Memento Mori

Live the present

Live the present fully, don’t worry about past mistakes or wonder about the future. This is advice that you have already listened at.

It is advice that you should follow, and I say this because even I find it difficult to not dwell on the past, and this holds me back and makes me overthink too much. It even affects my mental health and wellbeing.

And why should you follow this advice? The answer is simple, and it is because the present is the only thing you have. If you repent all day about the past or worry about what the future can bring you, you’ll never live a meaningful life.

This is why death should be a reminder to you, as the Latin dictum “Memento Mori” states, it means remember you will die, so why aren’t you living the present moment?

There are many ways in which you can live in the present and enjoy your journey in life, such as meditation and mindfulness. But there is also a powerful mindset to adopt, and it is that death can come at any time. So ask yourself, how would you live if these were your last moments in earth?

How would you approach your day? Which actions would you to make your life memorable and fulfilling? How would you speak to your parents? How would your attitude be?

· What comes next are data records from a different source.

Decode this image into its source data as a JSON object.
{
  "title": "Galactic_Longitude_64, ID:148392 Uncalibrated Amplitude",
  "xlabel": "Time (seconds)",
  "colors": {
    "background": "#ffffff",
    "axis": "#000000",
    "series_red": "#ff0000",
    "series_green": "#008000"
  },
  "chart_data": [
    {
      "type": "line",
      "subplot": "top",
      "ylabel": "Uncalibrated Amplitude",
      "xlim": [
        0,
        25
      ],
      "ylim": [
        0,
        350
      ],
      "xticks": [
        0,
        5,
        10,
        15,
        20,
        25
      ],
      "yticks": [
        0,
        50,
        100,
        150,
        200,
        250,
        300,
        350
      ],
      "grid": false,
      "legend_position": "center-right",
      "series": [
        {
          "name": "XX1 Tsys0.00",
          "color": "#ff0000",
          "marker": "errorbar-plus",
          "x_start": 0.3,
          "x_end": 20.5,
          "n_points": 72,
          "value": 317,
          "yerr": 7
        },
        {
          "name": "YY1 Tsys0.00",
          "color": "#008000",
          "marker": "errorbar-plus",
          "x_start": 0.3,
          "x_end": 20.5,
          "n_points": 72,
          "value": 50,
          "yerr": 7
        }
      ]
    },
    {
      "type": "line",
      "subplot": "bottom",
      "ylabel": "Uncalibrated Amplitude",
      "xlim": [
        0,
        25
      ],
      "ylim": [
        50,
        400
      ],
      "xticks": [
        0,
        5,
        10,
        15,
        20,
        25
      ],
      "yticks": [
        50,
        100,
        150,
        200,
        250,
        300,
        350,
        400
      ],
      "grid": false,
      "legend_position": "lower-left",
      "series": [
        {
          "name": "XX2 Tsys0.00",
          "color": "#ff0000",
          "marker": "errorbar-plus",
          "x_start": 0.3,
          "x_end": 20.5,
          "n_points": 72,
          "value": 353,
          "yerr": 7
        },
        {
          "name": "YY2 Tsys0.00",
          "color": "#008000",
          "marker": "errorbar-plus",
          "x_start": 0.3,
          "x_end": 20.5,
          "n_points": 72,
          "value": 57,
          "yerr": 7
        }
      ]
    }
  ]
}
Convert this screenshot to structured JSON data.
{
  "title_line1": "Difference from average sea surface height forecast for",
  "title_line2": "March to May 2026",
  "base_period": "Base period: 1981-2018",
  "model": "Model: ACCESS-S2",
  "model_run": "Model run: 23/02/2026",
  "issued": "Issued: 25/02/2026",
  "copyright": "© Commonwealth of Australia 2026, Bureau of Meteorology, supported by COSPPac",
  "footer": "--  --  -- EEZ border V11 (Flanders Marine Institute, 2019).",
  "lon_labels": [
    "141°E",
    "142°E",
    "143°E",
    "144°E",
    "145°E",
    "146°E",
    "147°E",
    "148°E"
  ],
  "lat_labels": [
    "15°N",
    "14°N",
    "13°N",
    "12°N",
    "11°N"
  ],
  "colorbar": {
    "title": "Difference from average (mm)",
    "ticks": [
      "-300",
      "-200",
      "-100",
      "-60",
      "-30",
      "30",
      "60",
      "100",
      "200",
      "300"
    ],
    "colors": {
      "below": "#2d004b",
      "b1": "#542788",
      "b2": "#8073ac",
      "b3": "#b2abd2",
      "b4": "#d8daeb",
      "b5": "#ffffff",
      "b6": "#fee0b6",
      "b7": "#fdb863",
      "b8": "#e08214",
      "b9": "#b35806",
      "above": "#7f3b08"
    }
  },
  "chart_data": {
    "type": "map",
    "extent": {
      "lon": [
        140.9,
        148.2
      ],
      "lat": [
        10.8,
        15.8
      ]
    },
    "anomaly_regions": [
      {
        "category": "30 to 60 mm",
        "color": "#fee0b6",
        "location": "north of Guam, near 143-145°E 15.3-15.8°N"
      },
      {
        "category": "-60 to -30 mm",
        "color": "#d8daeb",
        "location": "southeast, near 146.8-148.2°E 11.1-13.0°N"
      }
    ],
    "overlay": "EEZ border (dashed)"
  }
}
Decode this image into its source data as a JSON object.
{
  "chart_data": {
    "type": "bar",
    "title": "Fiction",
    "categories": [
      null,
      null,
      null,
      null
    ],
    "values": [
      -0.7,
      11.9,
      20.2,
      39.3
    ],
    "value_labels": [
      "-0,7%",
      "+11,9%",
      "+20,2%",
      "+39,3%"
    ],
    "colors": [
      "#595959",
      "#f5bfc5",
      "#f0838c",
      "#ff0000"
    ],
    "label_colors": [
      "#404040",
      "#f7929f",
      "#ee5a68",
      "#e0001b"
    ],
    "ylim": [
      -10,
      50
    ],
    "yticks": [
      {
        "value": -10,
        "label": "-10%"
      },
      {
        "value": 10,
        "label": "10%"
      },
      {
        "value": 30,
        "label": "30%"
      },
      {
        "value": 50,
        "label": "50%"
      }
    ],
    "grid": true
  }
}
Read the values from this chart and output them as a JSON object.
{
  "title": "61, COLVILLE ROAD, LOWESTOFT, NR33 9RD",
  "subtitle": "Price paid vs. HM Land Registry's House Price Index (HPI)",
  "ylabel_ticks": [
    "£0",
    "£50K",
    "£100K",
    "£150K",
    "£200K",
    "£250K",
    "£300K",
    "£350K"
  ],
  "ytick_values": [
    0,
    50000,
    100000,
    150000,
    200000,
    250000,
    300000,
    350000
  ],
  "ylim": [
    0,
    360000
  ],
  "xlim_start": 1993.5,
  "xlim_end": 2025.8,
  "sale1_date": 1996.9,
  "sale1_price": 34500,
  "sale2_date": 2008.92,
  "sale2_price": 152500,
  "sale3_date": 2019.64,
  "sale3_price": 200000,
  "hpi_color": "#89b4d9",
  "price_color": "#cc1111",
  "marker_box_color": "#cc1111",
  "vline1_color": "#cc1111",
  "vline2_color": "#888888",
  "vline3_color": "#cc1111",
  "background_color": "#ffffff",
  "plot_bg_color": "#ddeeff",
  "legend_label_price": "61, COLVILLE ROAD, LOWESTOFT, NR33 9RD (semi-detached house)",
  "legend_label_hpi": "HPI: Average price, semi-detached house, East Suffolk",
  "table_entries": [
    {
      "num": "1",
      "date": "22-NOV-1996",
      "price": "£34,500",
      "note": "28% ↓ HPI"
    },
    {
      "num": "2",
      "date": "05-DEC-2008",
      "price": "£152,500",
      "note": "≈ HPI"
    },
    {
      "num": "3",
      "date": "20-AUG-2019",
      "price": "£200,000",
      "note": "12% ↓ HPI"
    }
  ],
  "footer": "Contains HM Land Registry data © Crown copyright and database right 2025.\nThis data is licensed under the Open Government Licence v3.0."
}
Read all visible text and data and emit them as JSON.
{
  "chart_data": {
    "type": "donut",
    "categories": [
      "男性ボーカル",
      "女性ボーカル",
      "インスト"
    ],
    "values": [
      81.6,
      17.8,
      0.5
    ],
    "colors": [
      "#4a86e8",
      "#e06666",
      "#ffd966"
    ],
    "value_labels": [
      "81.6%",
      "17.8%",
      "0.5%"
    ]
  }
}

Think about it and try to live in the present moment, before it is too late. Because as Marcus Aurelius the Roman emperor wrote in Meditations:

Don’t panic before the picture of your entire life. Don’t dwell on all the troubles you’ve faced or have yet to face, but instead ask yourself as each trouble comes: What is so unbearable or unmanageable in this? Your reply will embarrass you. Then remind yourself that it’s not the future or the past that bears down on you, but only the present, always the present, which becomes an even smaller thing when isolated in this way and when the mind that cannot bear up under so slender an object is chastened.